Exortação Apostólica pós-sinodal Reconciliatio et Paententia – Parte 4

(87) Mas o Apóstolo, nessa mesma página, quer também pôr em evidência a certeza que provém para o cristão do facto de ser «nascido de Deus» pela vinda do Filho: há nele uma força que o preserva da queda no pecado; Deus guarda-o «e o Maligno não o toca». No caso de pecar por fraqueza ou ignorância, subsiste nele a esperança da remissão, também pelo apoio que lhe advém da oração feita em conjunto pelos irmãos.
Noutra página do Novo Testamento, no Evangelho de São Mateus, (88) o próprio Jesus fala duma «blasfêmia contra o Espírito Santo», que é «irremissível», porque, nas suas manifestações, ela aparece como uma obstinada recusa de conversão ao amor do Pai das misericórdias.
Trata-se, é claro, de expressões extremas e radicais: rejeição de Deus, rejeição da sua graça e, portanto, oposição ao próprio princípio da salvação, (89) pela qual o homem parece fechar voluntariamente a si mesmo o caminho da remissão. Há que ter esperança, porém, que bem poucos queiram obstinar-se até ao fim nesta atitude de rebelião ou até de desafio a Deus, o qual, aliás, no seu amor misericordioso é maior do que o nosso coração, como nos ensina ainda São João. (90) Deus pode, de facto, vencer todas as nossas resistências psicológicas e espirituais, de tal modo que – como escreve Santo Tomás de Aquino – «não há que desesperar da salvação de ninguém nesta vida, consideradas a omnipotência e a misericórdia de Deus». (91)
Mas, diante do problema do embate de uma vontade rebelde com Deus infinitamente justo, não se pode deixar de nutrir sentimentos de salutar «temor e tremor», como sugere São Paulo; (92) e o aviso de Jesus sobre o pecado que não é «remissível» confirma a existência de culpas que podem trazer para o pecador, como pena, a «morte eterna».
À luz destes e de outros textos da Sagrada Escritura, os doutores e teólogos, os mestres espirituais e os pastores de almas distinguiram os pecados em mortais e veniais.
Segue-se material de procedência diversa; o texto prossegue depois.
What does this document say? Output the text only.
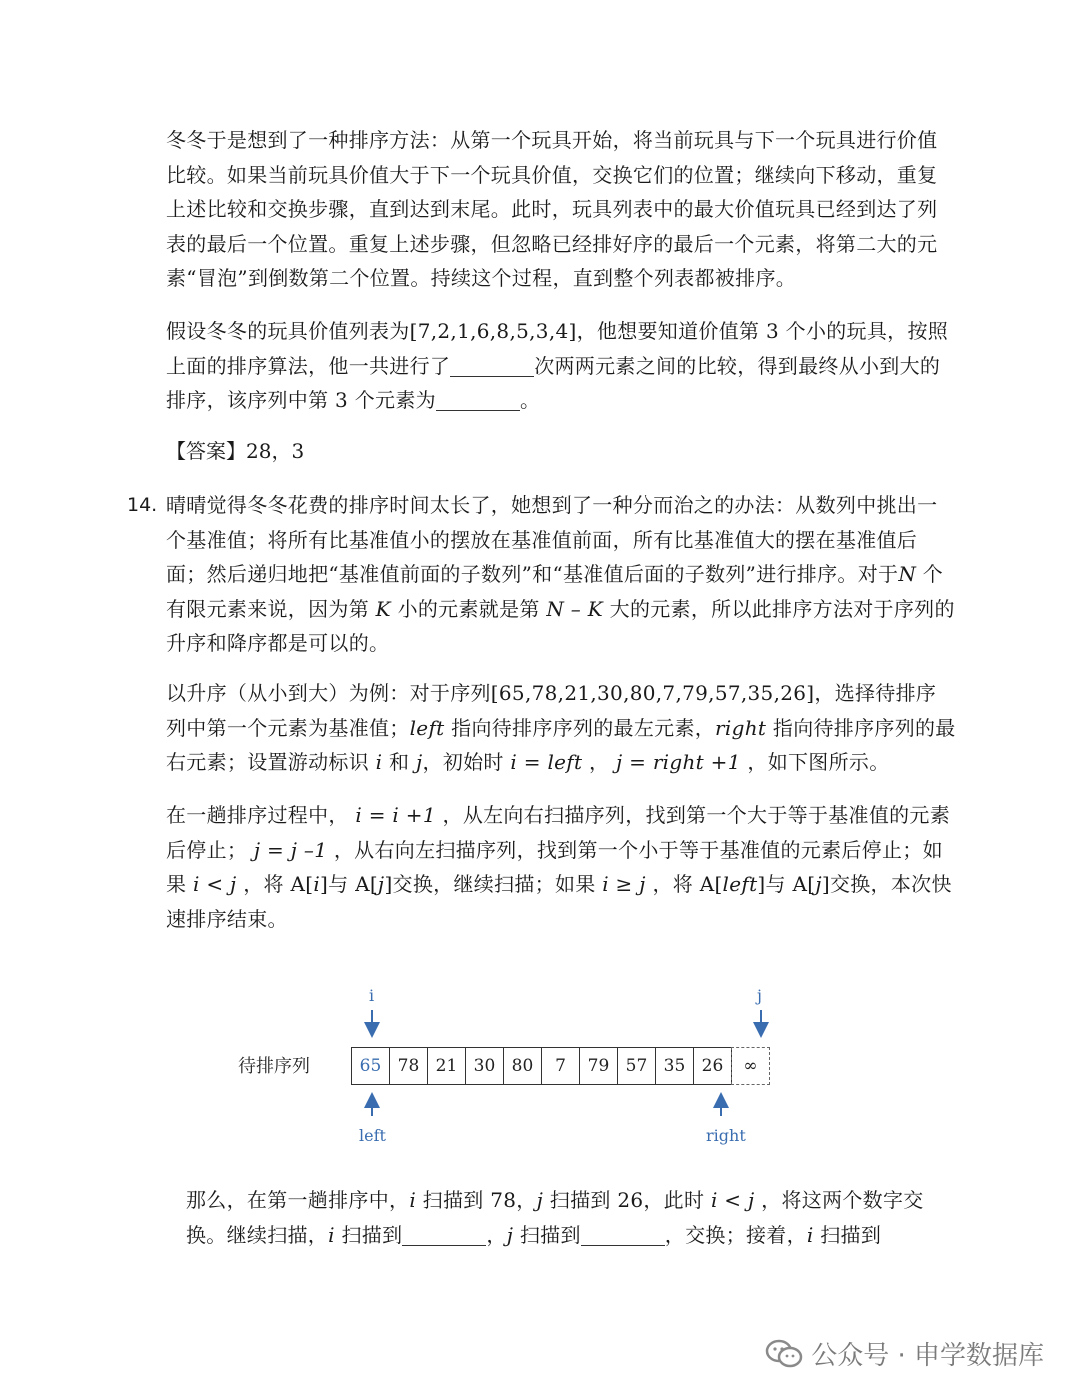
冬冬于是想到了一种排序方法：从第一个玩具开始，将当前玩具与下一个玩具进行价值比较。如果当前玩具价值大于下一个玩具价值，交换它们的位置；继续向下移动，重复上述比较和交换步骤，直到达到末尾。此时，玩具列表中的最大价值玩具已经到达了列表的最后一个位置。重复上述步骤，但忽略已经排好序的最后一个元素，将第二大的元素“冒泡”到倒数第二个位置。持续这个过程，直到整个列表都被排序。

假设冬冬的玩具价值列表为[7,2,1,6,8,5,3,4]，他想要知道价值第 3 个小的玩具，按照上面的排序算法，他一共进行了	次两两元素之间的比较，得到最终从小到大的排序，该序列中第 3 个元素为	。

【答案】28，3
14. 晴晴觉得冬冬花费的排序时间太长了，她想到了一种分而治之的办法：从数列中挑出一个基准值；将所有比基准值小的摆放在基准值前面，所有比基准值大的摆在基准值后面；然后递归地把“基准值前面的子数列”和“基准值后面的子数列”进行排序。对于N 个有限元素来说，因为第 K 小的元素就是第 N – K 大的元素，所以此排序方法对于序列的升序和降序都是可以的。

以升序（从小到大）为例：对于序列[65,78,21,30,80,7,79,57,35,26]，选择待排序列中第一个元素为基准值；left 指向待排序序列的最左元素，right 指向待排序序列的最右元素；设置游动标识 i 和 j，初始时 i = left ， j = right +1 ，如下图所示。

在一趟排序过程中， i = i +1 ，从左向右扫描序列，找到第一个大于等于基准值的元素后停止； j = j –1 ，从右向左扫描序列，找到第一个小于等于基准值的元素后停止；如果 i < j ，将 A[i]与 A[j]交换，继续扫描；如果 i ≥ j ，将 A[left]与 A[j]交换，本次快速排序结束。

待排序列	65 78 21 30 80	7	79 57 35 26	∞
i	j
left	right

那么，在第一趟排序中，i 扫描到 78，j 扫描到 26，此时 i < j ，将这两个数字交换。继续扫描，i 扫描到	，j 扫描到	，交换；接着，i 扫描到

公众号 · 申学数据库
Santo Agostinho, entre outros, fala de letalia ou mortifera crimina, opondo-os a venialia, levia ou quotidiana. (93) O significado que ele atribui a estes qualificativos influirá posteriormente no Magistério da Igreja. Depois dele seria Santo Tomás de Aquino a formular, nos termos mais claros que foi possível, a doutrina que se tornou constante na Igreja.
Na definição e distinção dos pecados mortais e veniais, não podia estar ausente para Santo Tomás e para a Teologia do pecado que nele se foi inspirar, a referência bíblica e, portanto, o conceito da morte espiritual. Segundo o Doutor Angélico, para viver espiritualmente, o homem deve permanecer em comunhão com o princípio supremo da vida, que é Deus, enquanto fim último de todo o seu ser e do seu agir. Ora o pecado é uma desordem perpetrada pelo homem contra este princípio vital. E quando, «por meio do pecado, a alma provoca uma desordem que vai até à separação do fim último – Deus – ao qual se encontra ligada pela caridade, então há pecado mortal; de outro modo, todas as vezes que a desordem fica aquém da separação de Deus, então o pecado é venial». (94) Por esta razão, o pecado venial não priva da graça santificante, da amizade com Deus, da caridade, nem, por conseguinte, da bem-aventurança eterna; ao passo que tal privação é exactamente consequência do pecado mortal.
Considerando o pecado, ademais, sob o aspecto da pena que implica, Santo Tomás com outros doutores, chama mortal ao pecado que, se não for remido, faz contrair uma pena eterna; venial, ao pecado que merece uma simples pena temporal (quer dizer, parcial e expiável na terra ou no Purgatório).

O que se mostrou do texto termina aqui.